Berkunjung ke Timika tanpa mampir di Kuala Kencana dan Tembagapura sama saja bohong. Sebab, inti Timika ya dua kota itu. Untuk menyempurnakan kunjungan itu, naik ke Grasberg, tambang emas terbesar dunia milik Freeport Indonesia. Sayang, untuk bisa ke tempat itu harus punya akses khusus. Inilah laporan wartawan JPNN yang berhasil mengunjungi lokasi istimewa itu.


KESAN bahwa Timika kotanya Freeport terasa sekali sejak langkah pertama memasuki kota itu. Di pintu utama Bandara Mozes Kilangan, Timika, identitas itu sudah ditunjukkan dengan adanya ban bekas truk pengangkut hasil tambang dan buldoser di dekat gerbang masuk kawasan itu.


Bukan hanya itu, hotel terbaik di kota tersebut juga milik Freeport sekarang. Namanya Hotel Rimba Papua. Hotel yang bangunannya didominasi oleh kayu –mulai pilar hingga lantainya– itu dulu bernama Sheraton Timika. Tetapi, sejak beberapa tahun terakhir sudah diambil alih Freeport dan namanya pun diubah.


Saya hanya merencanakan tinggal di Timika selama dua hari. Mau saya, dalam kurun waktu yang relatif pendek itu, saya bisa mengeksplorasi Timika dan Freeport-nya. Sungguh keinginan yang ambisius. Padahal saya tak punya gambaran apa-apa tentang kota tambang yang dikenal sebagai kota paling maju di Papua itu.


Risiko dari ambisi saya itu adalah saya tak punya waktu untuk beristirahat.

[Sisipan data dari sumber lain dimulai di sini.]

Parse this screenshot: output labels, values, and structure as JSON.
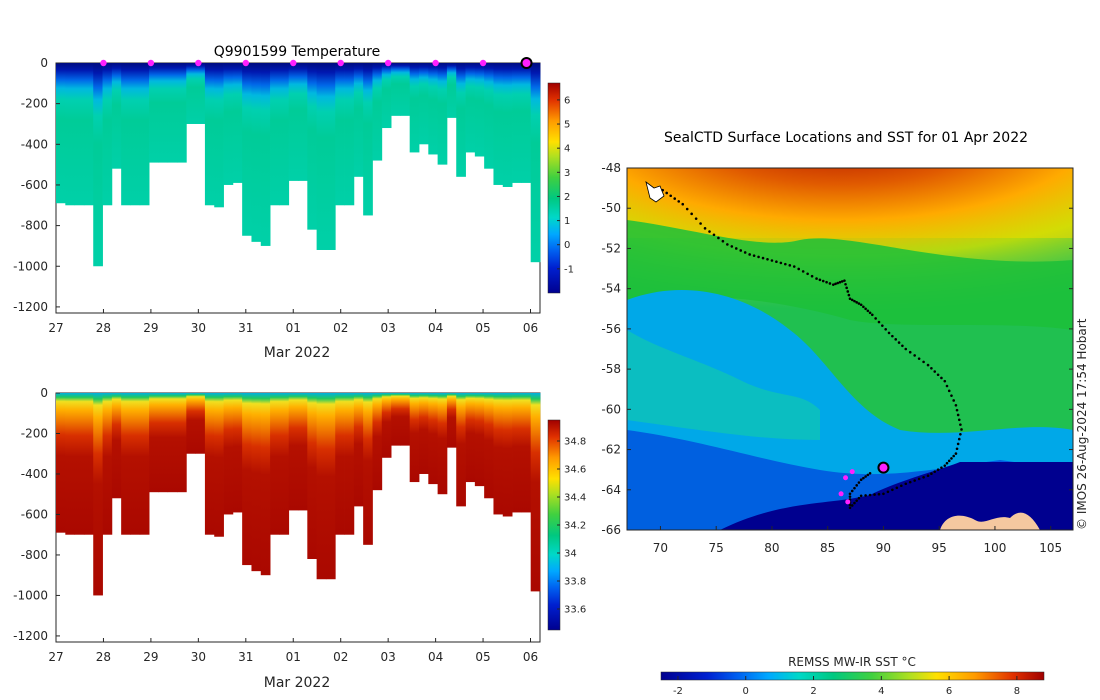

Begitu tiba di hotel, sarapan sebentar, check in, langsung jalan. Sasaran pertama saya adalah melihat daerah reklamasi, daerah tailing yang banyak dipersoalkan aktivis lingkungan hidup. Tailing adalah buangan sisa pengolahan hasil tambang.


Agak terkejut saya ketika berkunjung ke situ. Ternyata daerah buangan limbah tambang tersebut sudah diubah menjadi perkebunan melon, lombok, tomat, sagu, dan hutan alam. Hutan alam adalah hutan yang tumbuh secara alami.
Di areal yang sama, saya melihat kolam-kolam ikan, lahan sagu, dan –ini yang paling menarik– lokasi pembiakan kupu-kupu. Ada puluhan jenis kupu-kupu yang dibiakkan di tanah buangan limbah itu. Begitu banyaknya kupu di lokasi itu mengingatkan saya pada taman kupu-kupu yang berada di Pulau Sentosa, Singapura.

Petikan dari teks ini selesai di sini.